The technology stands to change the whole of prenatal medicine, says Nancy Rose, a clinical geneticist who chaired the joint-opinion committee. “This is a very early use of the technology and it will only get better,” says Rose. Still, the committee recommends the tests be offered only to women with high-risk pregnancies, not to those with average or low-risk situations: “There just isn’t any data on low-risk patients,” says Rose. “We don’t have good information to give these women without having large prospective trials.
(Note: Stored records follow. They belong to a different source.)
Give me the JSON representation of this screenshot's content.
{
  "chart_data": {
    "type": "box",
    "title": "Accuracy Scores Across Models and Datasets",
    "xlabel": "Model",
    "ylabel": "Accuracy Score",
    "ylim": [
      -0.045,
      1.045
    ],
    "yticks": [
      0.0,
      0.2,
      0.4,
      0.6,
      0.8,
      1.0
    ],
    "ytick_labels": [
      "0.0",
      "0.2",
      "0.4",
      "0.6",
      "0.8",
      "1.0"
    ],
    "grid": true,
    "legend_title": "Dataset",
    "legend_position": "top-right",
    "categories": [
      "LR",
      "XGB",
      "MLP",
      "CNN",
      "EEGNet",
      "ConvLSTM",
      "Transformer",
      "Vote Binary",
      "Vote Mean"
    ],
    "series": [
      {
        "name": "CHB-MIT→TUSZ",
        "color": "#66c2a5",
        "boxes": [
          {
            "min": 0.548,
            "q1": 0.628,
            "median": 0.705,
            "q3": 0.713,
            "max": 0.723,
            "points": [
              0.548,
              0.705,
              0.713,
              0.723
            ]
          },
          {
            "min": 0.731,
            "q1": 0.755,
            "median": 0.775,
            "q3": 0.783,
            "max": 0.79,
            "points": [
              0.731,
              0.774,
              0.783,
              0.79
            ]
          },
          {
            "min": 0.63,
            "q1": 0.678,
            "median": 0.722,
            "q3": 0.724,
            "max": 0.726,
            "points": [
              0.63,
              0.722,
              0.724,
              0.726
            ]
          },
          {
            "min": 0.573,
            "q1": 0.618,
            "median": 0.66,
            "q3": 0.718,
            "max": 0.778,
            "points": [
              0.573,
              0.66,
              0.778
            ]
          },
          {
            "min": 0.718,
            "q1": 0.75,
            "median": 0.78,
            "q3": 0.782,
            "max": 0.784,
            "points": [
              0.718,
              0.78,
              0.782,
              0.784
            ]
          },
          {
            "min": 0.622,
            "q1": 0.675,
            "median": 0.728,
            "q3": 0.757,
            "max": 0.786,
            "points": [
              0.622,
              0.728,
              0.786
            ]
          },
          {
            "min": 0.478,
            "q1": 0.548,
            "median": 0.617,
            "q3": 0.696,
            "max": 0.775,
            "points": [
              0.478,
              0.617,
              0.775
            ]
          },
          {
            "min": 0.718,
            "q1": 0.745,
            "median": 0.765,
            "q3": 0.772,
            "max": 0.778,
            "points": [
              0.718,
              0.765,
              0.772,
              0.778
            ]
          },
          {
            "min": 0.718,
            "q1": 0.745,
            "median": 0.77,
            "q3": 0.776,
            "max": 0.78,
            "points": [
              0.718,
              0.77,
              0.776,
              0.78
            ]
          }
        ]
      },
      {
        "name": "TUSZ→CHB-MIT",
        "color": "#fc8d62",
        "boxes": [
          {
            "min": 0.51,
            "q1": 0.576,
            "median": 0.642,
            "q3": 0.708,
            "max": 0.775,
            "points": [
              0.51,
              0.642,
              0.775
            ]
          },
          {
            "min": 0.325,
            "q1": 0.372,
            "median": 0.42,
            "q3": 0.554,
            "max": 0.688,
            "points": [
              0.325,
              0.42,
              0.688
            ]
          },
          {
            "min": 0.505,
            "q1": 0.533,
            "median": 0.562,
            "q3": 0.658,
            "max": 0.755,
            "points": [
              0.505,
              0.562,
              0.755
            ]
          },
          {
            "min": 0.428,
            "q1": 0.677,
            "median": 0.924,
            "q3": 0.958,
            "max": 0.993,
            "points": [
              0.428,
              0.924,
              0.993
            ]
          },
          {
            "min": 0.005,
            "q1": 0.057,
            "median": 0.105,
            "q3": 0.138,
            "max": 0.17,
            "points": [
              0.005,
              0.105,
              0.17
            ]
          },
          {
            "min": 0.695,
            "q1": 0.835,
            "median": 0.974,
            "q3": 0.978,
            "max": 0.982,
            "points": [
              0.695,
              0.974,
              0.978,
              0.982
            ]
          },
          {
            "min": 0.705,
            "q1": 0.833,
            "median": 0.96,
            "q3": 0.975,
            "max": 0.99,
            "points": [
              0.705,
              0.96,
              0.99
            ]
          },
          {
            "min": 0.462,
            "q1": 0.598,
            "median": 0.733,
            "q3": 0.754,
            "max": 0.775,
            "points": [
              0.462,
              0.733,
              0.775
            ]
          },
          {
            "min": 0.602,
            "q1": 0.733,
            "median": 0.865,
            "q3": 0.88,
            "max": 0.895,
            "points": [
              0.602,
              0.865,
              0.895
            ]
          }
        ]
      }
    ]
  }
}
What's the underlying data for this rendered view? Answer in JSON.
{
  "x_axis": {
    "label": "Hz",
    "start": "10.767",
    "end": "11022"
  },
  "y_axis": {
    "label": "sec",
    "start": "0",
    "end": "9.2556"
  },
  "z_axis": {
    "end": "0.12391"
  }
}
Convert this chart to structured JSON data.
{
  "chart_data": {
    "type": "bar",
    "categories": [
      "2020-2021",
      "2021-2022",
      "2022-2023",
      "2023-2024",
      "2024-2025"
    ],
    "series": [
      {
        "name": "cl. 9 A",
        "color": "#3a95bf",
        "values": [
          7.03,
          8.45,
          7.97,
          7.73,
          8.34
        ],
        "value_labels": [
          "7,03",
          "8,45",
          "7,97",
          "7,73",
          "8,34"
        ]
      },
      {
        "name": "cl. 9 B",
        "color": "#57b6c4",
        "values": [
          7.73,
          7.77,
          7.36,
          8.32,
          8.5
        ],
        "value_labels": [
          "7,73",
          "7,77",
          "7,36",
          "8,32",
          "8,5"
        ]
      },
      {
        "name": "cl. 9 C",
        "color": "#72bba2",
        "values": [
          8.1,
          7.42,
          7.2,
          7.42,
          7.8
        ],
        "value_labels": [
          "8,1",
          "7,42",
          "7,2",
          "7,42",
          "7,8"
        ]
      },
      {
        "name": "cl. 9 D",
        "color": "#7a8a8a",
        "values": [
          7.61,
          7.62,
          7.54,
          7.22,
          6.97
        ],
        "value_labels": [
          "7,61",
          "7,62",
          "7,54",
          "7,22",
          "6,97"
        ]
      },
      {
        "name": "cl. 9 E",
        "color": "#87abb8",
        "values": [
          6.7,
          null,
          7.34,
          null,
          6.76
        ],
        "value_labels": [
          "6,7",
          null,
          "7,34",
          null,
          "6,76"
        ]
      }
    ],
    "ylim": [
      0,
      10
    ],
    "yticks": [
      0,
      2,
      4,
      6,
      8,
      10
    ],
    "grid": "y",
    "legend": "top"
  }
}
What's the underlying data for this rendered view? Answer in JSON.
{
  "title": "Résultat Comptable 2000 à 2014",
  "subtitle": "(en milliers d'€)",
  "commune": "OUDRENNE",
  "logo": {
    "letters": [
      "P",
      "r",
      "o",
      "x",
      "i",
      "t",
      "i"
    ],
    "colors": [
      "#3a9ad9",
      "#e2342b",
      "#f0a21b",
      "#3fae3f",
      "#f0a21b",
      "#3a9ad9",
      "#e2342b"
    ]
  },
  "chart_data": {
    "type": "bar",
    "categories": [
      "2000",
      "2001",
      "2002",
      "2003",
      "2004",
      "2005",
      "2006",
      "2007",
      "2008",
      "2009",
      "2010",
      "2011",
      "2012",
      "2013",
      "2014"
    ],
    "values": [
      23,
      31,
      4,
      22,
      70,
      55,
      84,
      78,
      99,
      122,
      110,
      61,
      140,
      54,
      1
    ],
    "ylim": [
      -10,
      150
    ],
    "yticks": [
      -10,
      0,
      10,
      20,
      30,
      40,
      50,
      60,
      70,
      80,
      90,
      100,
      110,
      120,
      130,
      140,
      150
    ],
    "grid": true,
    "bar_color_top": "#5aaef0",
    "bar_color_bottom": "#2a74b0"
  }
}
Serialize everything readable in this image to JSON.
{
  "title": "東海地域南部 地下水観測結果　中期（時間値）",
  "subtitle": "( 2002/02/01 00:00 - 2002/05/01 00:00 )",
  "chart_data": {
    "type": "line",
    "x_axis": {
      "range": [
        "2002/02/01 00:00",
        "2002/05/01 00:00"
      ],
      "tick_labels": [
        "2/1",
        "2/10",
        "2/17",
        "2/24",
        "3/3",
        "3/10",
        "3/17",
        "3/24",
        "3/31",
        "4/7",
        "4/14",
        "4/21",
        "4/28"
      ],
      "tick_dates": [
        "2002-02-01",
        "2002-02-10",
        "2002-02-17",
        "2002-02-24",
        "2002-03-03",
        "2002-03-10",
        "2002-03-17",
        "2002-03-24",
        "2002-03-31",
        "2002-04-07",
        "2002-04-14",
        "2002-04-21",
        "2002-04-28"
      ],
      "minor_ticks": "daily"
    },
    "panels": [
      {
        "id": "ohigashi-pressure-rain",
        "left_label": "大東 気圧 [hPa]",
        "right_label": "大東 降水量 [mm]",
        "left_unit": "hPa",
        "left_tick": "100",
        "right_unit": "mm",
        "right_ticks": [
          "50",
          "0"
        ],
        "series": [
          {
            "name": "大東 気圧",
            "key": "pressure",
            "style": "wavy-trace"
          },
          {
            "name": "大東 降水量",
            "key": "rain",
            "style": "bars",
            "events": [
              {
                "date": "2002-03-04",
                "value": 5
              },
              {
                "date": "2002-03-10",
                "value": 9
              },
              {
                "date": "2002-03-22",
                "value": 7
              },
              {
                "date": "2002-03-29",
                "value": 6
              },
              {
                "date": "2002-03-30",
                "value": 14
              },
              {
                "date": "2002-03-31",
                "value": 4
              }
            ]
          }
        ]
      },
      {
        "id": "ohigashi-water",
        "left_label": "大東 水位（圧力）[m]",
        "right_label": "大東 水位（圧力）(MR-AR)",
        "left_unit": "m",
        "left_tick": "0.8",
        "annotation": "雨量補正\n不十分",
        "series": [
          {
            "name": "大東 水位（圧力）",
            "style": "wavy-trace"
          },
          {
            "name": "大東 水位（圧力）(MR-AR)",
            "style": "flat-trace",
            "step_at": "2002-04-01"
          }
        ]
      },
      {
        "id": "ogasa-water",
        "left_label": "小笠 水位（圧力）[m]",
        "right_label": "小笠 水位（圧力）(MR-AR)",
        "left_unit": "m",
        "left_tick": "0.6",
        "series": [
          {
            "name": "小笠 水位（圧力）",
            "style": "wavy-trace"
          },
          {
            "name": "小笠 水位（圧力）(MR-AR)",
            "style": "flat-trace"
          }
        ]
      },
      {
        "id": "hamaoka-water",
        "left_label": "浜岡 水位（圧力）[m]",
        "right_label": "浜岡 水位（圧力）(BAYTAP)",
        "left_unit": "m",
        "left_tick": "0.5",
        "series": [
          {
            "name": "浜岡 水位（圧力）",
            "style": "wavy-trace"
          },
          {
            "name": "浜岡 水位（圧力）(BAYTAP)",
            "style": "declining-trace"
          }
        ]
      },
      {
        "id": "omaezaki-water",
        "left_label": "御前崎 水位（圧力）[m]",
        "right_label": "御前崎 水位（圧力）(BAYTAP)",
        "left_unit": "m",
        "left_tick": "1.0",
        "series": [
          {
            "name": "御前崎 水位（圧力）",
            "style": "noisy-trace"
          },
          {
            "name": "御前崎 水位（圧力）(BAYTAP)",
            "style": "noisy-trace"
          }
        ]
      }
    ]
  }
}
It’s a reasonable stance to be cautious.”
Another reason for caution for using the tests for pregnancies of low or average risk is that any indication of a chromosome disorder would need to be confirmed with an invasive procedure such as an amniocentesis, which can cause a miscarriage. “Many folks’ biggest concern is a false positive,” says Bombard.
Still, Illumina sees a much bigger market in the future. “With these noninvasive approaches, eventually we will be able to test everyone,” says Greg Heath, who manages Illumina’s diagnostics division. And one day, the tests could screen for a much greater number of disorders.
While the noninvasive prenatal testing companies are currently offering tests for whole chromosome errors, they are looking to a future where they can get a much more detailed view of the fetal genome and perhaps even tell parents about whether their unborn baby carries particular gene mutations.
“We are just getting started with [abnormal numbers of five specific chromosomes], but we will be expanding this to single gene disorders,” says Bombard. “This is just the first step in what we hope to be a long road to help patients,” he says.
Illumina and Verinata say they will also pursue more refined fetal genetic analysis. “The limit is the cost of sequencing, not something fundamental about the approach,” says Rich Rava, chief scientific officer of Verinata. “We’ve always looked at it as whole-genome technology,” he says.
“As sequencing gets cheaper and cheaper, if you wanted to look at a particular mutation, say, in the cystic fibrosis gene, you may be able to do that in the future,” says Heath.
As the technical advances come, the ethical issues remain to be addressed. “Tackling just that single gene gets into different issues,” says Heath. With a whole-genome sequence from a fetus, how do families handle knowing that their unborn child carries a genetic risk that may cause problems only late in life compared to mutations that will likely cause an early death?
“If there is the probability that a baby is going to die within the first six months of a short and painful life, you might make a different decision,” says Heath. “We think any choices should be informed choices.”